Werdende Eltern bekommen oft in der Klinik oder auch von ihrer Krankenkasse ein “Begrüßungspaket” für den neuen Erdenbürger, in dem Windelproben und andere kostenlose Proben enthalten sind. Oft gehören zu diesem Paket auch diverse Versicherungsangebote mit Beratungskärtchen, die man einlösen kann. Unternehmen beispielsweise werben später mit Ermäßigungen durch Gutscheine und im Rahmen einer Kinderclub-Mitgliedschaft zu besonderen Anlässen, wie Geburtstagen, mit Gratisangeboten.

Gleiches gilt für andere Kinderclubs von Sparkassen oder auch Literaturzirkeln. Bei letzteren gibt es ein Musterangebot und dann kostenpflichtige Folgeserien, die angenommen oder abgelehnt werden können.

Neben den Produktproben wie Duftproben, die man in Parfümerien bekommt, gibt es inzwischen auch im Internet unzählige Anbieter, die sich auf kostenlose Produktproben spezialisiert haben. Hier gibt es die Produktproben entweder zu einem Einkauf dazu oder auch nur für eine Registrierung beim entsprechenden Anbieter.
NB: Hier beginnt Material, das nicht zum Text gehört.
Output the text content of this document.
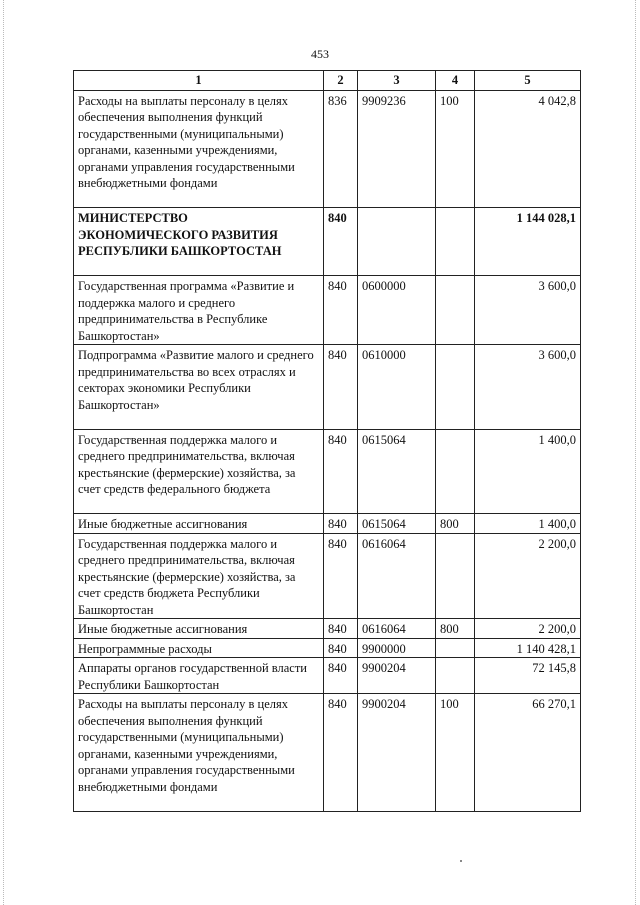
453
1	2	3	4	5
Расходы на выплаты персоналу в целях обеспечения выполнения функций государственными (муниципальными) органами, казенными учреждениями, органами управления государственными внебюджетными фондами	836	9909236	100	4 042,8
МИНИСТЕРСТВО ЭКОНОМИЧЕСКОГО РАЗВИТИЯ РЕСПУБЛИКИ БАШКОРТОСТАН	840			1 144 028,1
Государственная программа «Развитие и поддержка малого и среднего предпринимательства в Республике Башкортостан»	840	0600000		3 600,0
Подпрограмма «Развитие малого и среднего предпринимательства во всех отраслях и секторах экономики Республики Башкортостан»	840	0610000		3 600,0
Государственная поддержка малого и среднего предпринимательства, включая крестьянские (фермерские) хозяйства, за счет средств федерального бюджета	840	0615064		1 400,0
Иные бюджетные ассигнования	840	0615064	800	1 400,0
Государственная поддержка малого и среднего предпринимательства, включая крестьянские (фермерские) хозяйства, за счет средств бюджета Республики Башкортостан	840	0616064		2 200,0
Иные бюджетные ассигнования	840	0616064	800	2 200,0
Непрограммные расходы	840	9900000		1 140 428,1
Аппараты органов государственной власти Республики Башкортостан	840	9900204		72 145,8
Расходы на выплаты персоналу в целях обеспечения выполнения функций государственными (муниципальными) органами, казенными учреждениями, органами управления государственными внебюджетными фондами	840	9900204	100	66 270,1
Dabei ist genau gekennzeichnet, wann etwas gekauft oder ein Abo abgeschlossen werden muss, um ein Schnäppchen zu erhalten und wann nicht.

Nachteil ist, dass man infolge der Adressbekanntgabe mit Werbebriefen oder E-Mails förmlich überschüttet wird und mit Lesen und/oder Rauslöschen gar nicht mehr nachkommt. Außerdem weiß man nicht, wer die Adresse noch erhält, oft werden diese ja weiterverkauft und weitergereicht.
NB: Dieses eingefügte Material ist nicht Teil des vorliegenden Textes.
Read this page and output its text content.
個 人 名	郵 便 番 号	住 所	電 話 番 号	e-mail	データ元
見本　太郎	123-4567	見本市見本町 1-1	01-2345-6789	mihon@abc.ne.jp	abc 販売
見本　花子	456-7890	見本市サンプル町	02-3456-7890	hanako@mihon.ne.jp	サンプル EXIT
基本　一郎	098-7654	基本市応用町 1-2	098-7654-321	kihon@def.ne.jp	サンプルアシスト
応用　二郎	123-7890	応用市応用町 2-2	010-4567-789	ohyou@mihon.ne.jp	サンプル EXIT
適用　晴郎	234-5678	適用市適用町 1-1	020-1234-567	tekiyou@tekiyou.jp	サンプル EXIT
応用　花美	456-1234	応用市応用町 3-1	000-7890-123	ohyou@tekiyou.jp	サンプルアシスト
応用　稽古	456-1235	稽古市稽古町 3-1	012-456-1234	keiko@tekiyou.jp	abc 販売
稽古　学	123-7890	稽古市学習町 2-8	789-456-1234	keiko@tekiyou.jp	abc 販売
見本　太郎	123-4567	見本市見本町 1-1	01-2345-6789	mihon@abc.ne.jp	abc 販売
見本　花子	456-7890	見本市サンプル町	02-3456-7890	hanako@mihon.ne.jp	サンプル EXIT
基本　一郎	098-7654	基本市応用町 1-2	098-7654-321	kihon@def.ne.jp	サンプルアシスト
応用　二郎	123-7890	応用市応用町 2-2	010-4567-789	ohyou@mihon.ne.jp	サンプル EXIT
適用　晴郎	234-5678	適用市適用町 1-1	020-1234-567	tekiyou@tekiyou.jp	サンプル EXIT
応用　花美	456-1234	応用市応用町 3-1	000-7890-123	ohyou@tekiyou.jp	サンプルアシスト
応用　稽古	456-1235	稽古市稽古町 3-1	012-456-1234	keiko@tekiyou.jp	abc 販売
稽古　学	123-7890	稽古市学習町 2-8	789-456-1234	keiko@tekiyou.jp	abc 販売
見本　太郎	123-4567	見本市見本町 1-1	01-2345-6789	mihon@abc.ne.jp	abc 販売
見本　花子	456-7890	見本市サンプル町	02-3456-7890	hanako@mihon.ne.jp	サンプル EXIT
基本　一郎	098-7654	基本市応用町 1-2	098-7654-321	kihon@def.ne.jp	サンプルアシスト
Besonders auch im Internet sollte man erheblich aufpassen, denn vieles wird als “gratis” angeboten, wenn man jedoch das Kleingedruckte liest, kommen plötzlich immense Geldsummen auf den User zu. Es ist auch schon vorgekommen, dass ein bestimmter Geldbetrag im Voraus verlangt wurde, um die Produktproben zu erhalten.